A reasoned and passionate argument for culling the clutter and plugging into the joys of experiential living.
Incredible as it may now seem, Americans once had to be taught to be conspicuous consumers. As Wallman skillfully points out, we used to be quite thrifty, the product of hard-calloused generations who understood the need to make scarce things last. The rise in consumerism required a revolution in advertising and the invention of an entire new industry whose sole purpose was to create want and desire in the citizenry, turning time-honored frugality into a seemingly endless desire to consume more. But the fantastic success of all those mid-20th-century “Mad Men” has come with hidden costs that are only now being fully understood. Mountains of junk have risen in the midst of the “throwaway” culture, and it’s not only altering people’s psyches and making them increasingly unhappy. It’s also making them—and their flammable hoarders’ dens—dangerous to the neighbors. “Even in full, heat-resistant firefighting gear,” writes the author, “a fire that has flashed over will kill you in less than two seconds.” The perilous nature of these developments has prompted many to try and escape the clutches of overconsumption before it’s too late. Some try the minimalist route, restricting their possessions to the bare essentials. Others attempt to take a page out of Walden.
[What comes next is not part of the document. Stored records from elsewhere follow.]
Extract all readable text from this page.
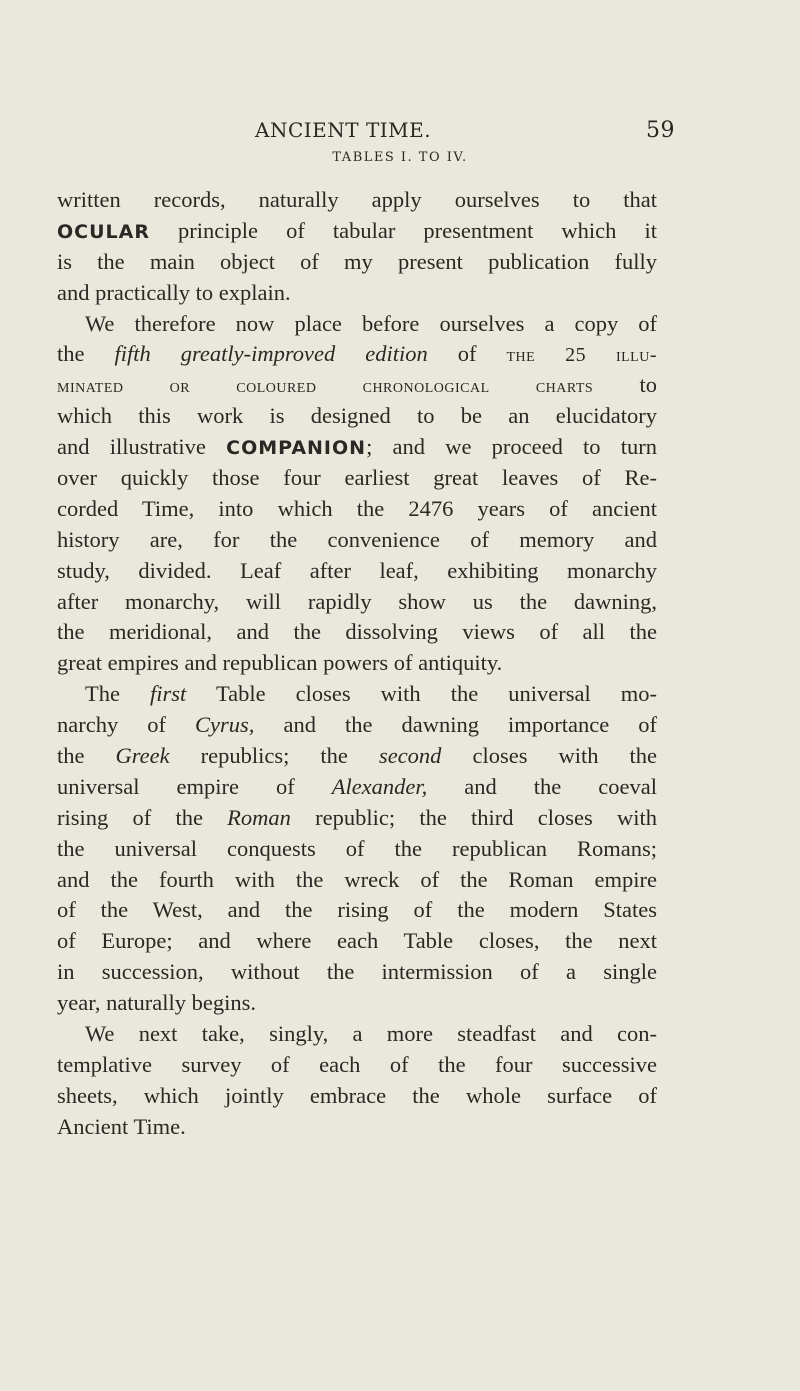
ANCIENT TIME.	59
TABLES I. TO IV.
written records, naturally apply ourselves to that
OCULAR principle of tabular presentment which it
is the main object of my present publication fully
and practically to explain.
We therefore now place before ourselves a copy of
the fifth greatly-improved edition of the 25 illu-
minated or coloured chronological charts to
which this work is designed to be an elucidatory
and illustrative COMPANION; and we proceed to turn
over quickly those four earliest great leaves of Re-
corded Time, into which the 2476 years of ancient
history are, for the convenience of memory and
study, divided. Leaf after leaf, exhibiting monarchy
after monarchy, will rapidly show us the dawning,
the meridional, and the dissolving views of all the
great empires and republican powers of antiquity.
The first Table closes with the universal mo-
narchy of Cyrus, and the dawning importance of
the Greek republics; the second closes with the
universal empire of Alexander, and the coeval
rising of the Roman republic; the third closes with
the universal conquests of the republican Romans;
and the fourth with the wreck of the Roman empire
of the West, and the rising of the modern States
of Europe; and where each Table closes, the next
in succession, without the intermission of a single
year, naturally begins.
We next take, singly, a more steadfast and con-
templative survey of each of the four successive
sheets, which jointly embrace the whole surface of
Ancient Time.
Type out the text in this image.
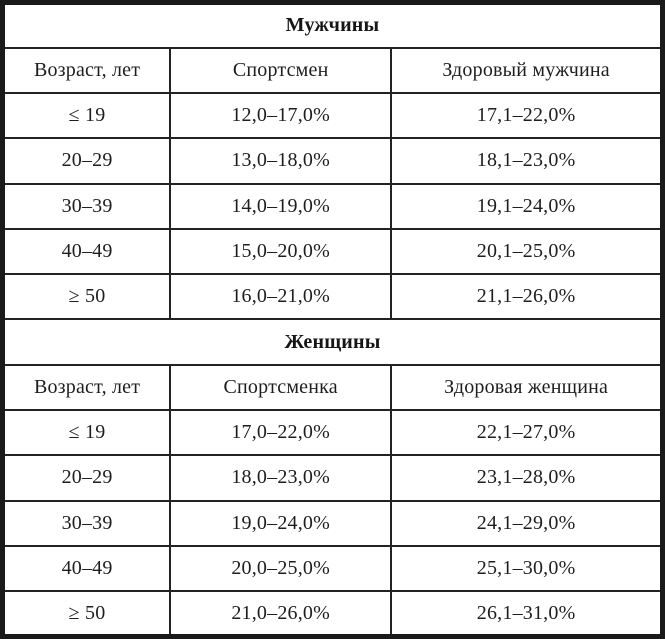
Мужчины		
Возраст, лет	Спортсмен	Здоровый мужчина
≤ 19	12,0–17,0%	17,1–22,0%
20–29	13,0–18,0%	18,1–23,0%
30–39	14,0–19,0%	19,1–24,0%
40–49	15,0–20,0%	20,1–25,0%
≥ 50	16,0–21,0%	21,1–26,0%
Женщины		
Возраст, лет	Спортсменка	Здоровая женщина
≤ 19	17,0–22,0%	22,1–27,0%
20–29	18,0–23,0%	23,1–28,0%
30–39	19,0–24,0%	24,1–29,0%
40–49	20,0–25,0%	25,1–30,0%
≥ 50	21,0–26,0%	26,1–31,0%
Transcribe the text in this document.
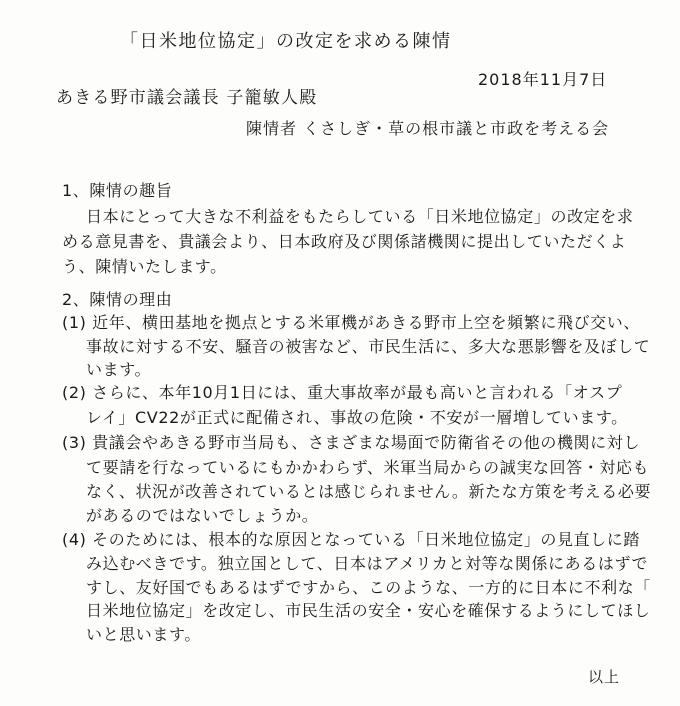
「日米地位協定」の改定を求める陳情
2018年11月7日
あきる野市議会議長 子籠敏人殿
陳情者 くさしぎ・草の根市議と市政を考える会
1、陳情の趣旨
日本にとって大きな不利益をもたらしている「日米地位協定」の改定を求
める意見書を、貴議会より、日本政府及び関係諸機関に提出していただくよ
う、陳情いたします。
2、陳情の理由
(1) 近年、横田基地を拠点とする米軍機があきる野市上空を頻繁に飛び交い、
事故に対する不安、騒音の被害など、市民生活に、多大な悪影響を及ぼして
います。
(2) さらに、本年10月1日には、重大事故率が最も高いと言われる「オスプ
レイ」CV22が正式に配備され、事故の危険・不安が一層増しています。
(3) 貴議会やあきる野市当局も、さまざまな場面で防衛省その他の機関に対し
て要請を行なっているにもかかわらず、米軍当局からの誠実な回答・対応も
なく、状況が改善されているとは感じられません。新たな方策を考える必要
があるのではないでしょうか。
(4) そのためには、根本的な原因となっている「日米地位協定」の見直しに踏
み込むべきです。独立国として、日本はアメリカと対等な関係にあるはずで
すし、友好国でもあるはずですから、このような、一方的に日本に不利な「
日米地位協定」を改定し、市民生活の安全・安心を確保するようにしてほし
いと思います。
以上
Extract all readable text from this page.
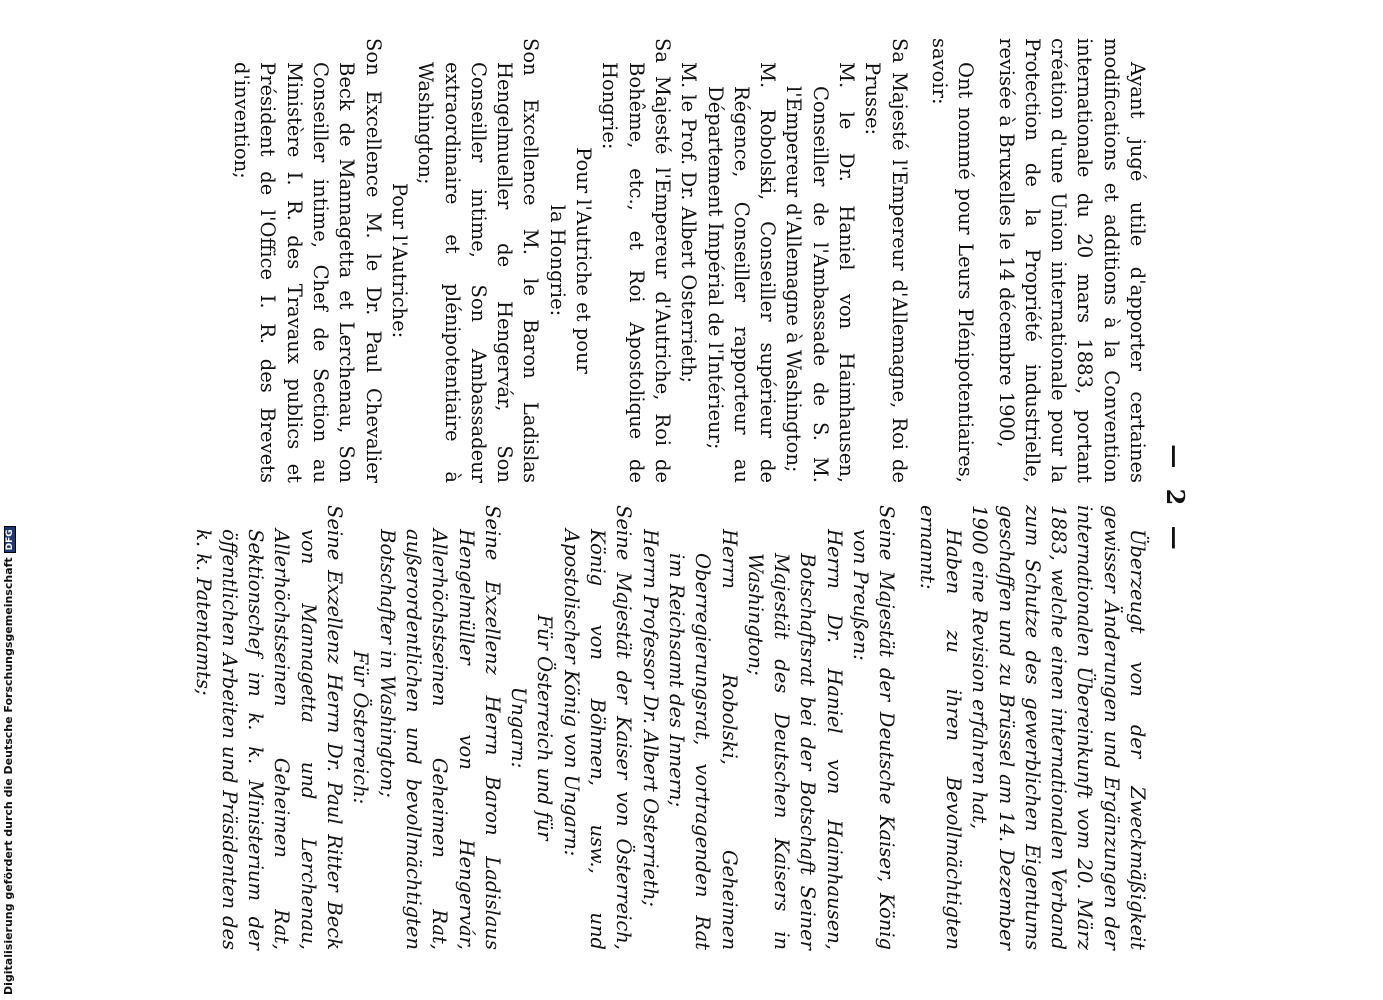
— 2 —

Ayant jugé utile d'apporter certaines modifications et additions à la Convention internationale du 20 mars 1883, portant création d'une Union internationale pour la Protection de la Propriété industrielle, revisée à Bruxelles le 14 décembre 1900,

Ont nommé pour Leurs Plénipotentiaires, savoir:

Sa Majesté l'Empereur d'Allemagne, Roi de Prusse:

M. le Dr. Haniel von Haimhausen, Conseiller de l'Ambassade de S. M. l'Empereur d'Allemagne à Washington;

M. Robolski, Conseiller supérieur de Régence, Conseiller rapporteur au Département Impérial de l'Intérieur;

M. le Prof. Dr. Albert Osterrieth;

Sa Majesté l'Empereur d'Autriche, Roi de Bohême, etc., et Roi Apostolique de Hongrie:

Pour l'Autriche et pour

la Hongrie:

Son Excellence M. le Baron Ladislas Hengelmueller de Hengervár, Son Conseiller intime, Son Ambassadeur extraordinaire et plénipotentiaire à Washington;

Pour l'Autriche:

Son Excellence M. le Dr. Paul Chevalier Beck de Mannagetta et Lerchenau, Son Conseiller intime, Chef de Section au Ministère I. R. des Travaux publics et Président de l'Office I. R. des Brevets d'invention;

Überzeugt von der Zweckmäßigkeit gewisser Änderungen und Ergänzungen der internationalen Übereinkunft vom 20. März 1883, welche einen internationalen Verband zum Schutze des gewerblichen Eigentums geschaffen und zu Brüssel am 14. Dezember 1900 eine Revision erfahren hat,

Haben zu ihren Bevollmächtigten ernannt:

Seine Majestät der Deutsche Kaiser, König von Preußen:

Herrn Dr. Haniel von Haimhausen, Botschaftsrat bei der Botschaft Seiner Majestät des Deutschen Kaisers in Washington;

Herrn Robolski, Geheimen Oberregierungsrat, vortragenden Rat im Reichsamt des Innern;

Herrn Professor Dr. Albert Osterrieth;

Seine Majestät der Kaiser von Österreich, König von Böhmen, usw., und Apostolischer König von Ungarn:

Für Österreich und für

Ungarn:

Seine Exzellenz Herrn Baron Ladislaus Hengelmüller von Hengervár, Allerhöchstseinen Geheimen Rat, außerordentlichen und bevollmächtigten Botschafter in Washington;

Für Österreich:

Seine Exzellenz Herrn Dr. Paul Ritter Beck von Mannagetta und Lerchenau, Allerhöchstseinen Geheimen Rat, Sektionschef im k. k. Ministerium der öffentlichen Arbeiten und Präsidenten des k. k. Patentamts;

Digitalisierung gefördert durch die Deutsche ForschungsgemeinschaftDFG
Still others try to “chill out” and cut back on their consumption. After careful consideration, however, Wallman finds none of these earnest efforts to be effective remedies for rampant materialism. Instead, he proposes a revolutionary new shift in which consumers begin to value real-life experiences—those that expose them to other people and generate stories—more than all that junk piling up in the garage. The author is no zealot, and he freely acknowledges that things can be cool, even advantageous. In the end, however, experiences must trump stuff.
A provocative, challenging discourse likely to spur some to action.